Una noche que vagaba según su costumbre por los patios y corrales del castillo para olfatear carne fres­ca, oyó en una sala llorar al pequeño Día, porque la Reina, su madre, quería hacerle azotar, por haber sido malo. Y oyó, también, a la pequeña Aurora que pedía perdón por su hermano. La Ogresa conoció la voz de la Reina y de sus hijos, y furiosa por haber sido engañada, encargó a la mañana siguiente, con una voz espantosa, que hacía temblar a todo el mun­do, que llevaran en medio del patio una gran cuba, que hizo llenar de sapos, víboras, culebras y serpien­tes, para echar viva a la Reina y a sus dos hijos, al Mayordomo, a su mujer y a su sirvienta: había dado la orden de llevarlos con las manos atadas a la es­palda.
Estaban allí, y los verdugos se disponían a tirarlos a la cuba, cuando el Rey, a quien no esperaban tan pronto, entró en el patio a caballo; había venido por la posta, y preguntó muy extrañado lo que significaba aquel horrible espectáculo; nadie se atrevía a decír­selo, cuando la Ogresa, rabiosa de ver lo que veía, se tiró ella misma de cabeza a la cuba, y fue devo­rada en un instante por los repugnantes bichos que había mandado poner.
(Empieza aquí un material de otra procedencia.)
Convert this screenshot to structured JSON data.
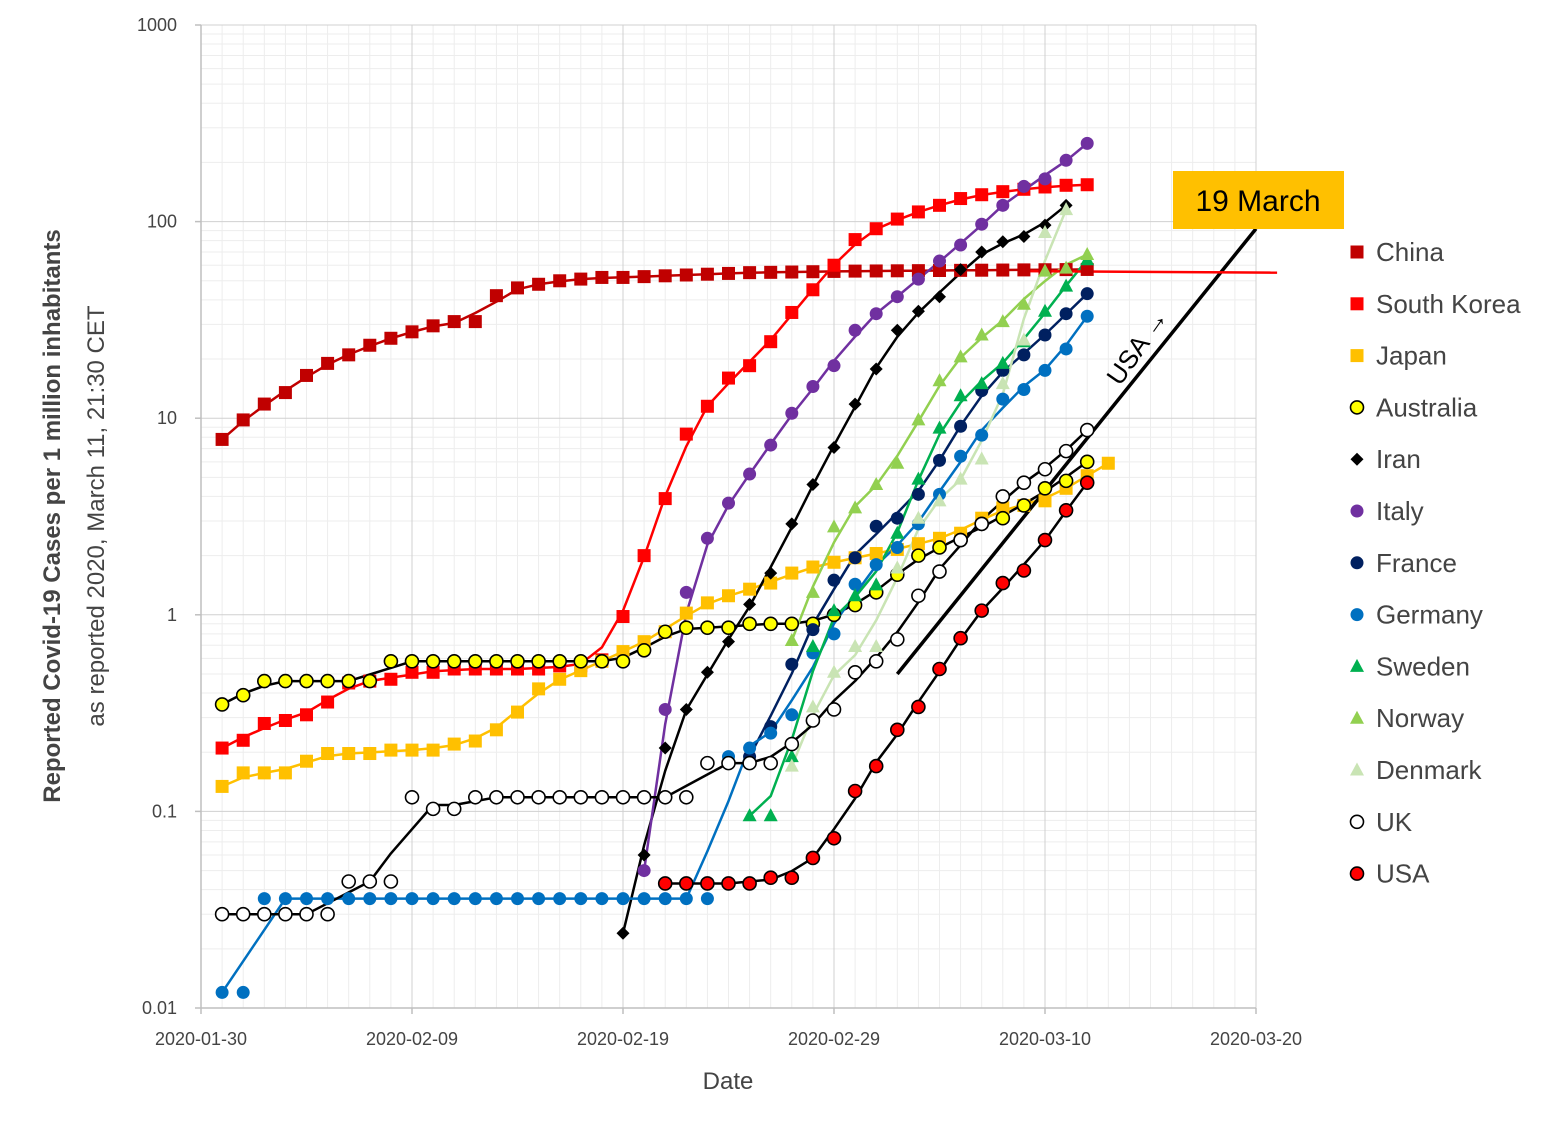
{
  "chart_data": {
    "type": "scatter",
    "ylabel": "Reported Covid-19 Cases per 1 million inhabitants",
    "ylabel_sub": "as reported 2020, March 11, 21:30 CET",
    "xlabel": "Date",
    "y_scale": "log",
    "ylim": [
      0.01,
      1000
    ],
    "xlim": [
      "2020-01-30",
      "2020-03-20"
    ],
    "x_ticks": [
      "2020-01-30",
      "2020-02-09",
      "2020-02-19",
      "2020-02-29",
      "2020-03-10",
      "2020-03-20"
    ],
    "y_ticks": [
      {
        "value": 0.01,
        "label": "0.01"
      },
      {
        "value": 0.1,
        "label": "0.1"
      },
      {
        "value": 1,
        "label": "1"
      },
      {
        "value": 10,
        "label": "10"
      },
      {
        "value": 100,
        "label": "100"
      },
      {
        "value": 1000,
        "label": "1000"
      }
    ],
    "grid": true,
    "legend_position": "right",
    "series": [
      {
        "name": "China",
        "color": "#C00000",
        "marker": "square",
        "x_start": "2020-01-31",
        "values": [
          7.8,
          9.8,
          11.8,
          13.5,
          16.5,
          19,
          21,
          23.5,
          25.5,
          27.5,
          29.5,
          31,
          31,
          42,
          46,
          48,
          50,
          51,
          52,
          52,
          52.5,
          53,
          53.5,
          54,
          54.5,
          55,
          55.2,
          55.4,
          55.6,
          55.8,
          56,
          56.1,
          56.2,
          56.3,
          56.4,
          56.5,
          56.6,
          56.7,
          56.8,
          56.9,
          57,
          57.1
        ]
      },
      {
        "name": "South Korea",
        "color": "#FF0000",
        "marker": "square",
        "x_start": "2020-01-31",
        "values": [
          0.21,
          0.23,
          0.28,
          0.29,
          0.31,
          0.36,
          0.45,
          0.46,
          0.47,
          0.51,
          0.51,
          0.53,
          0.53,
          0.53,
          0.53,
          0.53,
          0.55,
          0.55,
          0.59,
          0.98,
          2,
          3.9,
          8.3,
          11.5,
          16,
          18.5,
          24.5,
          34.5,
          45,
          60,
          81,
          92,
          103,
          112,
          121,
          131,
          137,
          142,
          146,
          150,
          153,
          154
        ]
      },
      {
        "name": "Japan",
        "color": "#FFC000",
        "marker": "square",
        "x_start": "2020-01-31",
        "values": [
          0.134,
          0.157,
          0.157,
          0.157,
          0.18,
          0.197,
          0.197,
          0.197,
          0.205,
          0.205,
          0.205,
          0.22,
          0.228,
          0.26,
          0.32,
          0.42,
          0.47,
          0.52,
          0.58,
          0.65,
          0.73,
          0.82,
          1.02,
          1.15,
          1.25,
          1.35,
          1.45,
          1.63,
          1.75,
          1.85,
          1.95,
          2.05,
          2.15,
          2.3,
          2.45,
          2.6,
          3.1,
          3.5,
          3.6,
          3.8,
          4.4,
          5.1,
          5.9
        ]
      },
      {
        "name": "Australia",
        "color": "#FFFF00",
        "stroke": "#000000",
        "marker": "circle",
        "x_start": "2020-01-31",
        "values": [
          0.35,
          0.39,
          0.46,
          0.46,
          0.46,
          0.46,
          0.46,
          0.46,
          0.58,
          0.58,
          0.58,
          0.58,
          0.58,
          0.58,
          0.58,
          0.58,
          0.58,
          0.58,
          0.58,
          0.58,
          0.66,
          0.82,
          0.86,
          0.86,
          0.86,
          0.9,
          0.9,
          0.9,
          0.9,
          1.0,
          1.12,
          1.3,
          1.6,
          2.0,
          2.2,
          2.4,
          2.9,
          3.1,
          3.6,
          4.4,
          4.8,
          6.0
        ]
      },
      {
        "name": "Iran",
        "color": "#000000",
        "marker": "diamond",
        "x_start": "2020-02-19",
        "values": [
          0.024,
          0.06,
          0.21,
          0.33,
          0.51,
          0.73,
          1.13,
          1.63,
          2.9,
          4.6,
          7.1,
          11.8,
          17.8,
          28,
          35,
          41.5,
          57,
          70,
          79,
          84,
          96,
          121
        ]
      },
      {
        "name": "Italy",
        "color": "#7030A0",
        "marker": "circle",
        "x_start": "2020-02-20",
        "values": [
          0.05,
          0.33,
          1.3,
          2.45,
          3.7,
          5.2,
          7.3,
          10.6,
          14.5,
          18.5,
          28,
          34,
          41.5,
          51,
          63,
          76,
          97,
          121,
          151,
          165,
          205,
          250
        ]
      },
      {
        "name": "France",
        "color": "#002060",
        "marker": "circle",
        "x_start": "2020-02-25",
        "values": [
          0.19,
          0.27,
          0.56,
          0.84,
          1.5,
          1.95,
          2.82,
          3.1,
          4.1,
          6.1,
          9.1,
          13.8,
          17.5,
          21,
          26.5,
          34,
          43
        ]
      },
      {
        "name": "Germany",
        "color": "#0070C0",
        "marker": "circle",
        "x_start": "2020-01-31",
        "values": [
          0.012,
          0.012,
          0.036,
          0.036,
          0.036,
          0.036,
          0.036,
          0.036,
          0.036,
          0.036,
          0.036,
          0.036,
          0.036,
          0.036,
          0.036,
          0.036,
          0.036,
          0.036,
          0.036,
          0.036,
          0.036,
          0.036,
          0.036,
          0.036,
          0.19,
          0.21,
          0.25,
          0.31,
          0.64,
          0.8,
          1.43,
          1.8,
          2.2,
          2.9,
          4.1,
          6.4,
          8.2,
          12.5,
          14,
          17.5,
          22.5,
          33
        ]
      },
      {
        "name": "Sweden",
        "color": "#00B050",
        "marker": "triangle",
        "x_start": "2020-02-25",
        "values": [
          0.095,
          0.095,
          0.19,
          0.69,
          1.05,
          1.25,
          1.42,
          2.6,
          4.9,
          8.9,
          13,
          15,
          19,
          24.5,
          35,
          47,
          64
        ]
      },
      {
        "name": "Norway",
        "color": "#92D050",
        "marker": "triangle",
        "x_start": "2020-02-27",
        "values": [
          0.74,
          1.3,
          2.8,
          3.5,
          4.6,
          5.9,
          9.8,
          15.5,
          20.5,
          26.5,
          31,
          38,
          56,
          58,
          68
        ]
      },
      {
        "name": "Denmark",
        "color": "#C9E4B4",
        "marker": "triangle",
        "x_start": "2020-02-27",
        "values": [
          0.17,
          0.34,
          0.51,
          0.69,
          0.69,
          1.73,
          3.1,
          3.8,
          4.9,
          6.2,
          15,
          25,
          88,
          115
        ]
      },
      {
        "name": "UK",
        "color": "#FFFFFF",
        "stroke": "#000000",
        "marker": "circle",
        "x_start": "2020-01-31",
        "values": [
          0.03,
          0.03,
          0.03,
          0.03,
          0.03,
          0.03,
          0.044,
          0.044,
          0.044,
          0.118,
          0.103,
          0.103,
          0.118,
          0.118,
          0.118,
          0.118,
          0.118,
          0.118,
          0.118,
          0.118,
          0.118,
          0.118,
          0.118,
          0.176,
          0.176,
          0.176,
          0.176,
          0.22,
          0.29,
          0.33,
          0.51,
          0.58,
          0.75,
          1.25,
          1.66,
          2.4,
          2.9,
          4.0,
          4.7,
          5.5,
          6.8,
          8.7
        ]
      },
      {
        "name": "USA",
        "color": "#FF0000",
        "stroke": "#000000",
        "marker": "circle",
        "x_start": "2020-02-21",
        "values": [
          0.043,
          0.043,
          0.043,
          0.043,
          0.043,
          0.046,
          0.046,
          0.058,
          0.073,
          0.127,
          0.17,
          0.26,
          0.34,
          0.53,
          0.76,
          1.05,
          1.45,
          1.68,
          2.4,
          3.4,
          4.7
        ]
      }
    ],
    "trend_lines": [
      {
        "name": "USA projection",
        "from": {
          "x": "2020-03-03",
          "y": 0.5
        },
        "to": {
          "x": "2020-03-20",
          "y": 92
        }
      },
      {
        "name": "China level",
        "from": {
          "x": "2020-03-09",
          "y": 56
        },
        "to": {
          "x": "2020-03-21",
          "y": 55
        }
      }
    ],
    "annotations": [
      {
        "text": "19 March",
        "anchor": {
          "x": "2020-03-20",
          "y": 100
        },
        "box_color": "#FFC000"
      },
      {
        "text": "USA →",
        "anchor": {
          "x": "2020-03-15",
          "y": 20
        },
        "rotation": -55
      }
    ]
  }
}
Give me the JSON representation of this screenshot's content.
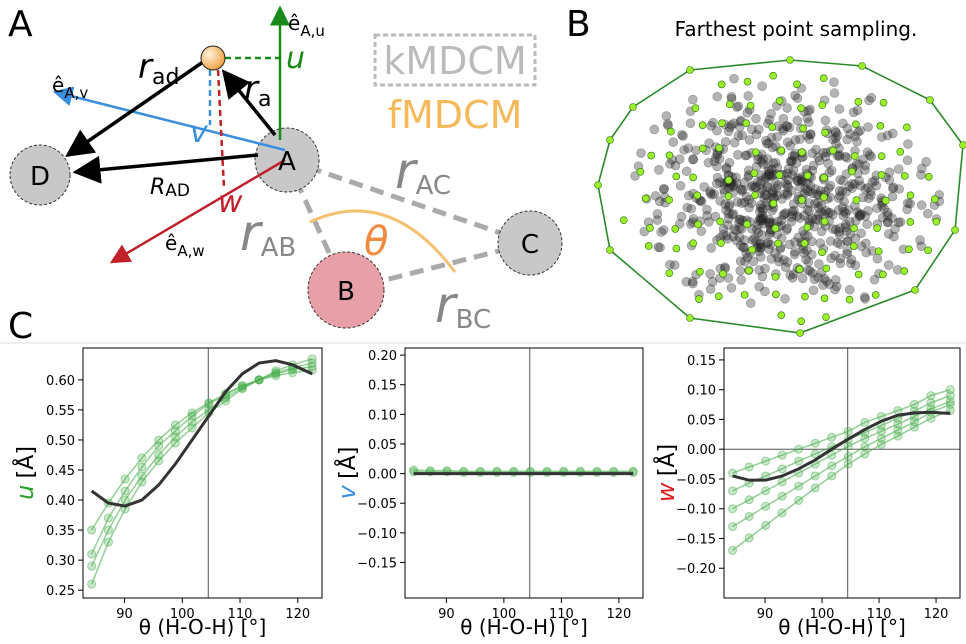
{
  "panel_a": {
    "label": "A",
    "e_u": {
      "base": "ê",
      "sub": "A,u"
    },
    "u": "u",
    "kmdcm": "kMDCM",
    "fmdcm": "fMDCM",
    "e_v": {
      "base": "ê",
      "sub": "A,v"
    },
    "r_ad": {
      "base": "r",
      "sub": "ad"
    },
    "r_a": {
      "base": "r",
      "sub": "a"
    },
    "v": "v",
    "atom_a": "A",
    "atom_d": "D",
    "atom_b": "B",
    "atom_c": "C",
    "R_ad": {
      "base": "R",
      "sub": "AD"
    },
    "w": "w",
    "e_w": {
      "base": "ê",
      "sub": "A,w"
    },
    "r_ac": {
      "base": "r",
      "sub": "AC"
    },
    "r_ab": {
      "base": "r",
      "sub": "AB"
    },
    "r_bc": {
      "base": "r",
      "sub": "BC"
    },
    "theta": "θ"
  },
  "panel_b": {
    "label": "B",
    "title": "Farthest point sampling."
  },
  "panel_c": {
    "label": "C"
  },
  "chart_data": [
    {
      "type": "line",
      "xlabel": "θ (H-O-H) [°]",
      "ylabel_var": "u",
      "ylabel_var_color": "#2ca02c",
      "ylabel_unit": "[Å]",
      "x": [
        84.3,
        87.2,
        90.1,
        93.0,
        95.9,
        98.8,
        101.7,
        104.6,
        107.5,
        110.4,
        113.3,
        116.2,
        119.1,
        122.5
      ],
      "xlim": [
        82.8,
        124.2
      ],
      "xticks": [
        90,
        100,
        110,
        120
      ],
      "vline": 104.5,
      "ylim": [
        0.237,
        0.653
      ],
      "yticks": [
        0.25,
        {
          "value": 0.3,
          "label": "0.30"
        },
        0.35,
        {
          "value": 0.4,
          "label": "0.40"
        },
        0.45,
        {
          "value": 0.5,
          "label": "0.50"
        },
        0.55,
        {
          "value": 0.6,
          "label": "0.60"
        }
      ],
      "series": [
        {
          "color": "#4caf50",
          "values": [
            0.26,
            0.33,
            0.385,
            0.43,
            0.465,
            0.495,
            0.52,
            0.545,
            0.565,
            0.585,
            0.6,
            0.615,
            0.625,
            0.635
          ]
        },
        {
          "color": "#4caf50",
          "values": [
            0.29,
            0.35,
            0.4,
            0.44,
            0.475,
            0.505,
            0.53,
            0.55,
            0.57,
            0.587,
            0.6,
            0.612,
            0.62,
            0.628
          ]
        },
        {
          "color": "#4caf50",
          "values": [
            0.31,
            0.37,
            0.415,
            0.455,
            0.49,
            0.515,
            0.54,
            0.56,
            0.575,
            0.59,
            0.6,
            0.61,
            0.617,
            0.622
          ]
        },
        {
          "color": "#4caf50",
          "values": [
            0.35,
            0.395,
            0.435,
            0.47,
            0.5,
            0.525,
            0.545,
            0.562,
            0.577,
            0.59,
            0.6,
            0.607,
            0.612,
            0.616
          ]
        },
        {
          "color": "#333333",
          "values": [
            0.415,
            0.395,
            0.39,
            0.4,
            0.425,
            0.46,
            0.5,
            0.54,
            0.58,
            0.61,
            0.628,
            0.632,
            0.625,
            0.61
          ]
        }
      ]
    },
    {
      "type": "line",
      "xlabel": "θ (H-O-H) [°]",
      "ylabel_var": "v",
      "ylabel_var_color": "#3b8fe0",
      "ylabel_unit": "[Å]",
      "x": [
        84.3,
        87.2,
        90.1,
        93.0,
        95.9,
        98.8,
        101.7,
        104.6,
        107.5,
        110.4,
        113.3,
        116.2,
        119.1,
        122.5
      ],
      "xlim": [
        82.8,
        124.2
      ],
      "xticks": [
        90,
        100,
        110,
        120
      ],
      "vline": 104.5,
      "ylim": [
        -0.21,
        0.212
      ],
      "yticks": [
        {
          "value": -0.15,
          "label": "−0.15"
        },
        {
          "value": -0.1,
          "label": "−0.10"
        },
        {
          "value": -0.05,
          "label": "−0.05"
        },
        {
          "value": 0,
          "label": "0.00"
        },
        0.05,
        {
          "value": 0.1,
          "label": "0.10"
        },
        0.15,
        {
          "value": 0.2,
          "label": "0.20"
        }
      ],
      "series": [
        {
          "color": "#4caf50",
          "values": [
            0.006,
            0.005,
            0.005,
            0.004,
            0.004,
            0.004,
            0.004,
            0.004,
            0.004,
            0.004,
            0.004,
            0.004,
            0.004,
            0.004
          ]
        },
        {
          "color": "#4caf50",
          "values": [
            0.003,
            0.003,
            0.003,
            0.002,
            0.002,
            0.002,
            0.002,
            0.002,
            0.002,
            0.002,
            0.002,
            0.002,
            0.002,
            0.002
          ]
        },
        {
          "color": "#333333",
          "values": [
            0,
            0,
            0,
            0,
            0,
            0,
            0,
            0,
            0,
            0,
            0,
            0,
            0,
            0
          ]
        }
      ]
    },
    {
      "type": "line",
      "xlabel": "θ (H-O-H) [°]",
      "ylabel_var": "w",
      "ylabel_var_color": "#e02020",
      "ylabel_unit": "[Å]",
      "x": [
        84.3,
        87.2,
        90.1,
        93.0,
        95.9,
        98.8,
        101.7,
        104.6,
        107.5,
        110.4,
        113.3,
        116.2,
        119.1,
        122.5
      ],
      "xlim": [
        82.8,
        124.2
      ],
      "xticks": [
        90,
        100,
        110,
        120
      ],
      "vline": 104.5,
      "hline": 0,
      "ylim": [
        -0.25,
        0.17
      ],
      "yticks": [
        {
          "value": -0.2,
          "label": "−0.20"
        },
        {
          "value": -0.15,
          "label": "−0.15"
        },
        {
          "value": -0.1,
          "label": "−0.10"
        },
        {
          "value": -0.05,
          "label": "−0.05"
        },
        {
          "value": 0,
          "label": "0.00"
        },
        0.05,
        {
          "value": 0.1,
          "label": "0.10"
        },
        0.15
      ],
      "series": [
        {
          "color": "#4caf50",
          "values": [
            -0.04,
            -0.03,
            -0.02,
            -0.01,
            0.0,
            0.01,
            0.02,
            0.03,
            0.045,
            0.055,
            0.065,
            0.075,
            0.09,
            0.1
          ]
        },
        {
          "color": "#4caf50",
          "values": [
            -0.07,
            -0.057,
            -0.045,
            -0.033,
            -0.02,
            -0.008,
            0.004,
            0.016,
            0.028,
            0.04,
            0.052,
            0.064,
            0.078,
            0.09
          ]
        },
        {
          "color": "#4caf50",
          "values": [
            -0.1,
            -0.085,
            -0.07,
            -0.055,
            -0.04,
            -0.025,
            -0.01,
            0.005,
            0.018,
            0.03,
            0.042,
            0.055,
            0.068,
            0.08
          ]
        },
        {
          "color": "#4caf50",
          "values": [
            -0.13,
            -0.113,
            -0.096,
            -0.079,
            -0.062,
            -0.045,
            -0.028,
            -0.012,
            0.004,
            0.018,
            0.032,
            0.046,
            0.062,
            0.075
          ]
        },
        {
          "color": "#4caf50",
          "values": [
            -0.17,
            -0.149,
            -0.128,
            -0.107,
            -0.086,
            -0.065,
            -0.045,
            -0.025,
            -0.008,
            0.008,
            0.022,
            0.037,
            0.052,
            0.065
          ]
        },
        {
          "color": "#333333",
          "values": [
            -0.045,
            -0.052,
            -0.052,
            -0.045,
            -0.033,
            -0.018,
            0.0,
            0.017,
            0.033,
            0.047,
            0.057,
            0.061,
            0.062,
            0.06
          ]
        }
      ]
    }
  ]
}
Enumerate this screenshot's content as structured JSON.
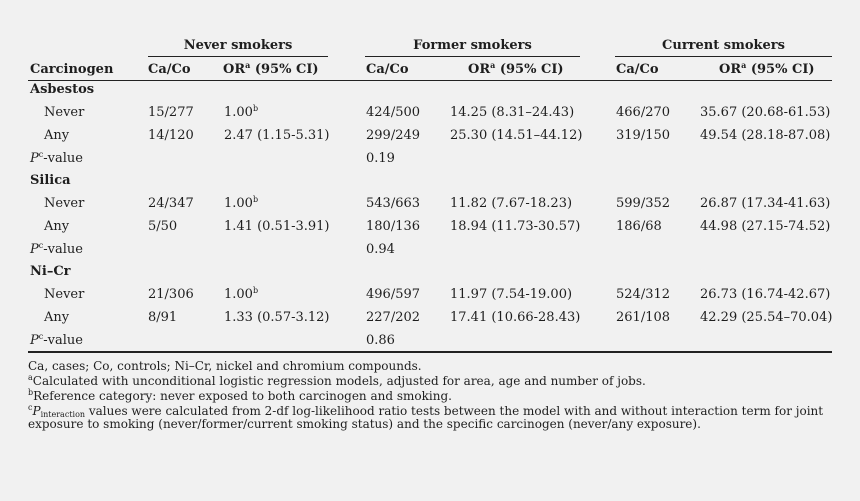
{
  "groups": [
    "Never smokers",
    "Former smokers",
    "Current smokers"
  ],
  "col_headers": {
    "carcinogen": "Carcinogen",
    "caco": "Ca/Co",
    "or_prefix": "OR",
    "or_sup": "a",
    "or_suffix": " (95% CI)"
  },
  "pvalue_label": {
    "prefix": "P",
    "sup": "c",
    "suffix": "-value"
  },
  "sections": [
    {
      "name": "Asbestos",
      "rows": [
        {
          "label": "Never",
          "n_caco": "15/277",
          "n_or": "1.00",
          "n_or_sup": "b",
          "f_caco": "424/500",
          "f_or": "14.25 (8.31–24.43)",
          "c_caco": "466/270",
          "c_or": "35.67 (20.68-61.53)"
        },
        {
          "label": "Any",
          "n_caco": "14/120",
          "n_or": "2.47 (1.15-5.31)",
          "n_or_sup": "",
          "f_caco": "299/249",
          "f_or": "25.30 (14.51–44.12)",
          "c_caco": "319/150",
          "c_or": "49.54 (28.18-87.08)"
        }
      ],
      "pvalue": "0.19"
    },
    {
      "name": "Silica",
      "rows": [
        {
          "label": "Never",
          "n_caco": "24/347",
          "n_or": "1.00",
          "n_or_sup": "b",
          "f_caco": "543/663",
          "f_or": "11.82 (7.67-18.23)",
          "c_caco": "599/352",
          "c_or": "26.87 (17.34-41.63)"
        },
        {
          "label": "Any",
          "n_caco": "5/50",
          "n_or": "1.41 (0.51-3.91)",
          "n_or_sup": "",
          "f_caco": "180/136",
          "f_or": "18.94 (11.73-30.57)",
          "c_caco": "186/68",
          "c_or": "44.98 (27.15-74.52)"
        }
      ],
      "pvalue": "0.94"
    },
    {
      "name": "Ni–Cr",
      "rows": [
        {
          "label": "Never",
          "n_caco": "21/306",
          "n_or": "1.00",
          "n_or_sup": "b",
          "f_caco": "496/597",
          "f_or": "11.97 (7.54-19.00)",
          "c_caco": "524/312",
          "c_or": "26.73 (16.74-42.67)"
        },
        {
          "label": "Any",
          "n_caco": "8/91",
          "n_or": "1.33 (0.57-3.12)",
          "n_or_sup": "",
          "f_caco": "227/202",
          "f_or": "17.41 (10.66-28.43)",
          "c_caco": "261/108",
          "c_or": "42.29 (25.54–70.04)"
        }
      ],
      "pvalue": "0.86"
    }
  ],
  "footnotes": {
    "abbrev": "Ca, cases; Co, controls; Ni–Cr, nickel and chromium compounds.",
    "a_mark": "a",
    "a_text": "Calculated with unconditional logistic regression models, adjusted for area, age and number of jobs.",
    "b_mark": "b",
    "b_text": "Reference category: never exposed to both carcinogen and smoking.",
    "c_mark": "c",
    "c_p": "P",
    "c_sub": "interaction",
    "c_text1": " values were calculated from 2-df log-likelihood ratio tests between the model with and without interaction term for joint",
    "c_text2": "exposure to smoking (never/former/current smoking status) and the specific carcinogen (never/any exposure)."
  }
}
El Rey no dejó de sentirlo; al fin y al cabo, era su madre; pero pronto se conso­ló con su bella esposa y sus hijos.

MORALEJA

Es cosa natural esperar algún tiempo para tener esposo rico, guapo, galante y cariñoso, pero esperarlo cien años y, además, durmiendo, es muy difícil en­contrar una mujer que pueda hacerlo tranquilamente.
La Fábula parece, además, querernos hacer com­prender que a menudo, los lazos de Himeneo no son menos dichosos porque se difieran, y que nada se pierde con esperar; pero el sexo femenino con tanto ardor aspira a la promesa conyugal que no tengo la fuerza ni el valor de predicarle esta moraleja.

1.026. Perrault (Charles) - 074

[1] Agua medicinal hecha con vino y flor de romero.
[2] La salsa Robert está hecha con cebolla, sal, pimienta, vi­nagre y mostaza.